Soon after, he hosted a camp in Oakland for underprivileged kids throughout the Bay Area. Inspired in part by the Black Panther Party, it drew more than 100 people who learned about education, finances, physical fitness and how to face oppression. Kaepernick told reporters he hopes to replicate the camp around the country.
“From top to bottom it was something myself, my woman, our friends, we came together, we put it together,” he said. “As far as curriculum, the event, everything. We wanted to make sure it was very grassroots, that it was true to what we believed, and the message wasn’t, you know, skewed or misrepresented or manipulated by a corporation that we had to stand behind.”
But then, Kaepernick chose not to vote in the Presidential election. In fact, it turns out he wasn't even registered to vote. That prompted a backlash from previous supporters like commentator Steven A. Smith on ESPN’s First Take.
“He absolutely betrayed his cause,” said Smith. “As far as I’m concerned, Colin Kaepernick is absolutely irrelevant. I don’t want to see him again. I don’t want to hear from him again. I don’t want to hear a damn word about anything he has to say about our nation, the issues that we have, racial injustices, needing change, etc. etc. He comes across as a flaming hypocrite.”
Kaepernick’s abstention even prompted a joke from comedian Dave Chappelle during his opening monologue for NBC’s Saturday Night Live.
“I’m staying out of it,” said Chappelle. “I’m just going to take a knee, like Kaepernick, and let the whites figure this out among themselves.”
Kaepernick had a football game to play the following Sunday. During the postgame press conference, he was asked about not voting.
“You know,” he said, “I think it would be hypocritical for me to vote. You know, I said from the beginning I was against oppression, I was against the system of oppression. I’m not going to show support for that system. And to me, the oppressor isn’t going to allow you to vote your way out of your oppression.”

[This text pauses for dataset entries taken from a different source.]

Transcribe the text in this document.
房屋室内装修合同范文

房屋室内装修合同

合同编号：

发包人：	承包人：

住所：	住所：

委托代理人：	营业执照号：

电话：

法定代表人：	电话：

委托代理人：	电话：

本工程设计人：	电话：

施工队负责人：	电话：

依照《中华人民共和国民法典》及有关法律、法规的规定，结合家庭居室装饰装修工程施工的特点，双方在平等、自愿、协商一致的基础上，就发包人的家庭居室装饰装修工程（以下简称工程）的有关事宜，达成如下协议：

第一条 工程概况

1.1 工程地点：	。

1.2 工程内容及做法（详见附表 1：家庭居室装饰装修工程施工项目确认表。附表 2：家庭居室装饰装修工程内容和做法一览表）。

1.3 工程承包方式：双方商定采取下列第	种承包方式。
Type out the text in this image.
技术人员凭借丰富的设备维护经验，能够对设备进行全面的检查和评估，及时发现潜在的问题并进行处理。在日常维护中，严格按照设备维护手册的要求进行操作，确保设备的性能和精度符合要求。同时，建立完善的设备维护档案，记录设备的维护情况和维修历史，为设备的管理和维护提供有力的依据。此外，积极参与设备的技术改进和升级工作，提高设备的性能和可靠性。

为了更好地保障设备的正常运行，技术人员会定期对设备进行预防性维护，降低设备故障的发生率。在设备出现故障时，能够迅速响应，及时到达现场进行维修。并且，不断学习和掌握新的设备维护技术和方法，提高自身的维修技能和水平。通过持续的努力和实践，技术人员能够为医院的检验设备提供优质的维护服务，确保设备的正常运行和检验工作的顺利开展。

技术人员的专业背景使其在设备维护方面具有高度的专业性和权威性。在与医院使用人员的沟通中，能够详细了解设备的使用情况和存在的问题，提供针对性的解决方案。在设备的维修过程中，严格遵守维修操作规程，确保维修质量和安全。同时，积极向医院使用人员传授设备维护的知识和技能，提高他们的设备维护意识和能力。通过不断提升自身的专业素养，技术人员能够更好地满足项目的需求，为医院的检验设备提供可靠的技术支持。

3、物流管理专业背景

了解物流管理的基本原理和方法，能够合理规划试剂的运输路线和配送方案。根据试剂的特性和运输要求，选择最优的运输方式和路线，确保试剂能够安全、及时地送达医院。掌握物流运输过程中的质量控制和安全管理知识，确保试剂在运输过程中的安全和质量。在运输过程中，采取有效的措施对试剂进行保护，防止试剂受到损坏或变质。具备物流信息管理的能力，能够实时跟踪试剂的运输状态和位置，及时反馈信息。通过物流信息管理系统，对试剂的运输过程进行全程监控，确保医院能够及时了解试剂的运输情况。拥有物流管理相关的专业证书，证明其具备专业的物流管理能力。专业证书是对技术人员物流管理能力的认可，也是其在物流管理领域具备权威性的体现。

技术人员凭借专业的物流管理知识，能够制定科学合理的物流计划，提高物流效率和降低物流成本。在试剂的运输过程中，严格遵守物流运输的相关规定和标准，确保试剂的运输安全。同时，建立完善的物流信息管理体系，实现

Colin Kaepernick has invoked Malcolm X many times — from shirts bearing quotes attributed to the civil rights leader to a black baseball cap featuring a large white X. Malcolm X’s philosophies were complicated. You can hear that in one of the speeches he’s best known for, made in 1964. It’s called “The Ballot or the Bullet.” Malcolm X thought the Republican candidate for president, Barry Goldwater was racist. He called him “a wolf” — an obvious threat. But Malcolm X was also frustrated with the policies of the Democratic party under President Lyndon Johnson. He called Johnson “a fox” — a sneaky enemy. Whether by the fox or the wolf, Malcolm X said, black people would get eaten.
To a crowd gathered in Detroit in April, 1964, he said, “You can see that the Negro vote is the key factor. And despite the fact that you are in a position to be the determining factor, what do you get out of it? The Democrats have been in Washington D.C. only because of the Negro vote. They’ve been down there four years, and they're -- all other legislations they wanted to bring up they brought it up and gotten it out of the way, and now they bring up you. And now, they bring up you. You put them first, and they put you last 'cause you’re a chump.”
Still, Malcolm X told the crowd, it was important to be involved politically.
“We must understand the politics of our community,” he said, “and we must know what politics is supposed to produce. We must know what politics play in our lives. And until we become politically mature, we will always be misled, led astray, or deceived or maneuvered into supporting someone politically who doesn’t have the good of our community at heart.”
Ultimately, Malcolm X thought that if there was no candidate he believed in, he would not vote.
“Today,” he said, “our people can see that we’re faced with a government conspiracy. This government has failed us.”